Fewer students in the classroom are contributing to the budget challenges. In the 2016-2017 school year, enrollment fell by 110, which is expected to result in $700,000 less state aid in 2017-18. On a weighted scale, the district's certified enrollment for the current school year stands at 14,503.

Superintendent Paul Gausman said much of the loss in students is related to the recent completion of the CF Industries' expansion at Port Neal. A large number of temporary construction workers with school-aged students have since returned to their home states.

Gausman said he expected enrollment to again grow in the next few years as hundreds of workers from outside the region take jobs at the Seaboard Triumph Foods pork plant, which is scheduled to open in July. But a resulting increase in state aid for the children of those new workers won't take effect until fiscal 2019, at the earliest.

District officials also are preparing a contingency plan for a 1 percent increase in supplemental state aid in fiscal 2018. That could force the district to cut further into its reserves, but could put the district in danger of overspending its authorized budget in future years, Chalstrom warned.

The spending authority does not equal extra cash on hand, but rather, is a line of credit of sorts.

If a district goes two years in a row with a negative balance, the Department of Education could order a plan of correction, he said.

“The health of the district is oftentimes measured by the unspent balance,” he said. “By not spending the full amount, you can carry forward unused spending authority we call unspent balance.”

Under its current plans, the district expects to reduce its unspent authorized budget from $16.3 million at the end of fiscal 2017 to $14.2 million by June 30, 2018.

Chalstrom said inflation has resulted in increased costs for the district, but increases in state aid has not kept pace with that growth for the last seven years.

Last year, state legislators approved a 2.25 percent increase in supplemental state aid.

Along with rising costs, Gausman said the loss of some revenue sources add to how much spending the district must trim.

"We have to reduce in other areas because we know there will be increases in certain other areas," he said. "There are all kinds of examples of costs that could go up."

In excess of 80 percent of school district budgets are devoted to personnel costs. Last year, the Sioux City district approved two-year contracts for teachers and other staff represented by unions. That essentially locked in salary and benefit costs for the budget year local officials are currently fashioning.

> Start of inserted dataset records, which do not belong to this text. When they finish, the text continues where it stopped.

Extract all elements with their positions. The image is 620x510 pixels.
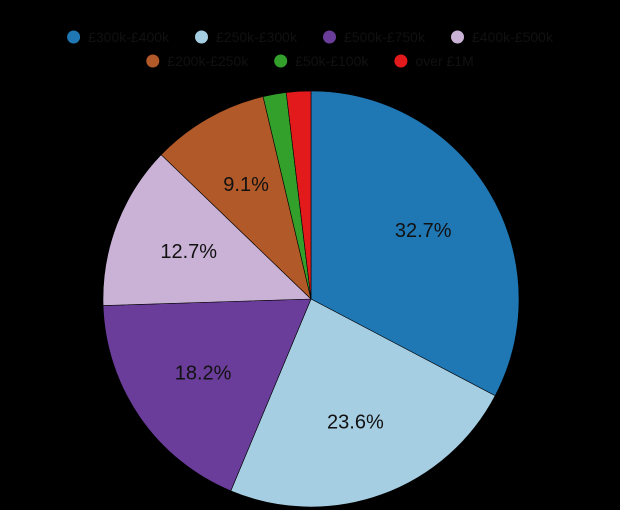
legend-marker-250k-300k [195,30,208,44]
pie-slice-250k-300k [230,298,496,508]
legend: £300k-£400k £250k-£300k £500k-£750k £400k-£… [67,29,554,69]
pie-slice-400k-500k [102,154,312,306]
pie-slice-500k-750k [102,298,312,492]
legend-item-200k-250k: £200k-£250k [146,53,249,69]
legend-item-250k-300k: £250k-£300k [195,29,298,45]
legend-marker-400k-500k [451,30,464,44]
legend-label-300k-400k: £300k-£400k [88,29,170,45]
legend-label-400k-500k: £400k-£500k [472,29,554,45]
legend-item-300k-400k: £300k-£400k [67,29,170,45]
legend-marker-300k-400k [67,30,81,44]
pie-slices [102,90,520,508]
legend-row: £200k-£250k £50k-£100k over £1M [146,53,474,69]
legend-label-250k-300k: £250k-£300k [216,29,298,45]
legend-label-over-1m: over £1M [415,53,473,69]
legend-label-200k-250k: £200k-£250k [167,53,249,69]
slice-label-400k-500k: 12.7% [160,241,217,263]
legend-label-500k-750k: £500k-£750k [344,29,426,45]
legend-item-over-1m: over £1M [394,53,474,69]
slice-label-300k-400k: 32.7% [395,220,452,242]
legend-marker-200k-250k [146,54,160,68]
slice-labels: 32.7% 23.6% 18.2% 12.7% 9.1% [160,174,451,433]
legend-item-400k-500k: £400k-£500k [451,29,554,45]
legend-item-500k-750k: £500k-£750k [323,29,426,45]
legend-marker-50k-100k [274,54,288,68]
pie-slice-over-1m [285,90,312,300]
slice-label-200k-250k: 9.1% [223,174,269,196]
pie-slice-300k-400k [310,90,520,397]
legend-item-50k-100k: £50k-£100k [274,53,369,69]
pie-slice-200k-250k [160,96,312,300]
legend-row: £300k-£400k £250k-£300k £500k-£750k £400k-£… [67,29,554,45]
legend-label-50k-100k: £50k-£100k [295,53,369,69]
legend-marker-500k-750k [323,30,336,44]
legend-marker-over-1m [394,54,408,68]
slice-label-500k-750k: 18.2% [175,362,232,384]
slice-label-250k-300k: 23.6% [327,411,384,433]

For fiscal 2018, teachers will receive a 3.55 percent salary increase, and pay for support staff will increase by 3.9 percent.

With much of its expenditures locked in, the district is trying to reduce costs by offering a revamped, one-year early retirement policy. The district has targeted 45 positions for elimination through the program.

Gausman said early retirement will help ease the budget gap in two ways. Teaching spots vacated by early retirement will be left vacant. And, retiring teachers at the high end of the pay scale may be replaced with new teachers at lower salaries.

There is a possibility the amount of money saved through early retirement may exceed the goal, but an excess bring some alleviation to the budget process the following year, he said.

Early retirement eligibility in Phase I of the program for teachers enrolled in the Iowa Public Employees Retirement plan, or IPERS, begins at age 58. A teacher must have served a minimum of 20 total years in the district.

Phase II expands the criteria to include more people. Teachers now will be eligible for reimbursement for banked sick days. Broken down in four levels, Gausman said a teacher could earn a “sick day stipend” of up to $8,000 a year until a person reaches Medicare eligibility, based on how many sick days have been accumulated.

Both phases are part of the new, one year plan.

As of Jan. 11, 35 teachers have signed up for Phases I and II, nine have applied for the regular early retirement plan and three more have filed for normal retirement.